Statystycznie my Polacy uprawiamy seks raz w tygodniu (zazwyczaj w weekend), po ciemku, przez jedenaście minut i myśląc o kimś innym.
W wielu domach seks to wciąż temat tabu. Nie rozmawiamy ze swoim partnerem/partnerką o naszych potrzebach, ucinamy dyskusję z dorastającymi dziećmi na ten temat gdyż uważamy, że mówienie o seksie przyśpieszy ich inicjację seksualną, a masturbacja nadal w wielu z nas wywołuje poczucie winy i wstydu.
Edukacja seksualna nie istnieje (na zajęcia z Wychowania do Życia w Rodzinie w klasie mojego 11-latka zapisana została 3 dzieci), w przestrzeni publicznej piętnuję się wszystkie osoby które nie są heteroseksualne a hasła LGBT czy gender już dawno nabrały pejoratywnego znaczenia.

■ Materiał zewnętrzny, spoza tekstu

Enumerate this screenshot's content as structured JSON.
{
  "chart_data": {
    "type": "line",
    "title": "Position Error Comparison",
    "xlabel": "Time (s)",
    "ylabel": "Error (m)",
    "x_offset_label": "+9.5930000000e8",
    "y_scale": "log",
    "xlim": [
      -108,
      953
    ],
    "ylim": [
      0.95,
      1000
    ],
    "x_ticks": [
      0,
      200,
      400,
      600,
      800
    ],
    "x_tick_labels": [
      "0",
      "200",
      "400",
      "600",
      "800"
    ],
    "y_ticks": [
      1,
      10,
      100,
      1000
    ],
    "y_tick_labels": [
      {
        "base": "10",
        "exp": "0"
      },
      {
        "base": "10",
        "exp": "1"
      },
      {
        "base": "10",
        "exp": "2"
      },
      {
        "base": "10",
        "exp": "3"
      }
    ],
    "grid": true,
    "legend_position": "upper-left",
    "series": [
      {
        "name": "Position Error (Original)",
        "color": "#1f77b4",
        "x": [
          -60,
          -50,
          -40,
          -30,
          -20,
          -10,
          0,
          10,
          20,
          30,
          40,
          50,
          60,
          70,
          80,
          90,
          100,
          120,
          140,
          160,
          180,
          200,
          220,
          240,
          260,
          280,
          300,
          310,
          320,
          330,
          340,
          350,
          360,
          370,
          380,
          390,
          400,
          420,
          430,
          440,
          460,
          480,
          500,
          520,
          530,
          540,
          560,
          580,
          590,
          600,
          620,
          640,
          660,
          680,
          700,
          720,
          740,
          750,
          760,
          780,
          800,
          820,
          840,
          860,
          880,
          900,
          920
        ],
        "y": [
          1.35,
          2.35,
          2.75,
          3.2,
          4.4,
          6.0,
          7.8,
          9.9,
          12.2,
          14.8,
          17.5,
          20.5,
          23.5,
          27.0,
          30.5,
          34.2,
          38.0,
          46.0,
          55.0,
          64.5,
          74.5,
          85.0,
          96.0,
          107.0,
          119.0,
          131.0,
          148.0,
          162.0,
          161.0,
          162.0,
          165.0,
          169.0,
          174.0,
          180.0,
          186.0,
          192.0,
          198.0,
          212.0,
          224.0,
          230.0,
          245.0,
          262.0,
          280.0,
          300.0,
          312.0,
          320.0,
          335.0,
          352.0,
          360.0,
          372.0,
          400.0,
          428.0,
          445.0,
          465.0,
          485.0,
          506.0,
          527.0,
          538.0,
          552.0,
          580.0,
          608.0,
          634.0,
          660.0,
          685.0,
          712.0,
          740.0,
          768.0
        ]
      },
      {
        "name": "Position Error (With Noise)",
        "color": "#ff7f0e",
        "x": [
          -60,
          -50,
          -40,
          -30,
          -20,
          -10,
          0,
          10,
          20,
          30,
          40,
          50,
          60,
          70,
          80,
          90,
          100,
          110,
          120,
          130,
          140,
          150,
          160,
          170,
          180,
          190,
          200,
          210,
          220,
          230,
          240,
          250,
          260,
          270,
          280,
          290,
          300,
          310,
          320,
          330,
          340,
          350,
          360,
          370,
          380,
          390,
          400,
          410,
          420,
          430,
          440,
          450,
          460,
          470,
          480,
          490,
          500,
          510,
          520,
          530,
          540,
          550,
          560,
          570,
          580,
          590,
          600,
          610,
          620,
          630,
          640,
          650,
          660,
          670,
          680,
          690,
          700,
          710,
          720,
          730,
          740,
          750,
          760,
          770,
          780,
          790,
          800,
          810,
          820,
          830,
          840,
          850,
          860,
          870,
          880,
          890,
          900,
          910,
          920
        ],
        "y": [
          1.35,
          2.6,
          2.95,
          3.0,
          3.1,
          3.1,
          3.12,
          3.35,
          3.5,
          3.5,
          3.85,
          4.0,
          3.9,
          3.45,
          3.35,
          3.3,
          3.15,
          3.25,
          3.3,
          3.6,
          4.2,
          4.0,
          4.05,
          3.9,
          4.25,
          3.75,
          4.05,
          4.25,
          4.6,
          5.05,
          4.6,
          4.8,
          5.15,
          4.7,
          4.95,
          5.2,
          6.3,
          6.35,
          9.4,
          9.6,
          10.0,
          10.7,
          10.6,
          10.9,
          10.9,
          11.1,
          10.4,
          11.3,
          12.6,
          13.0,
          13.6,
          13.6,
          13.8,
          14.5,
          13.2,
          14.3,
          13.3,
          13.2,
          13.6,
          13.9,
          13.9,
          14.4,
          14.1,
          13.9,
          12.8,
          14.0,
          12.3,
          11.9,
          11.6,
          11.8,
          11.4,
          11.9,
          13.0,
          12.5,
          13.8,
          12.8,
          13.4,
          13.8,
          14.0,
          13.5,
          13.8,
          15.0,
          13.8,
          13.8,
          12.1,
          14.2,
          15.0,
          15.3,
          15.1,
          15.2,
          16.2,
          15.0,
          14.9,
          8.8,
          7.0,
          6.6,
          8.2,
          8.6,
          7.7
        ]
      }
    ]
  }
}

A przecież seks to radość, poczucie wspólnoty, relaks i otwartość na potrzeby drugiej strony a także (co nie mniej istotne) swoje własne.
O tym wszystkim w najnowszej książce Wydawnictwa Poradnia K "Siedem grzechów przeciwko seksualności" mówi wybitny polski seksuolog Zbigniew Izdebski.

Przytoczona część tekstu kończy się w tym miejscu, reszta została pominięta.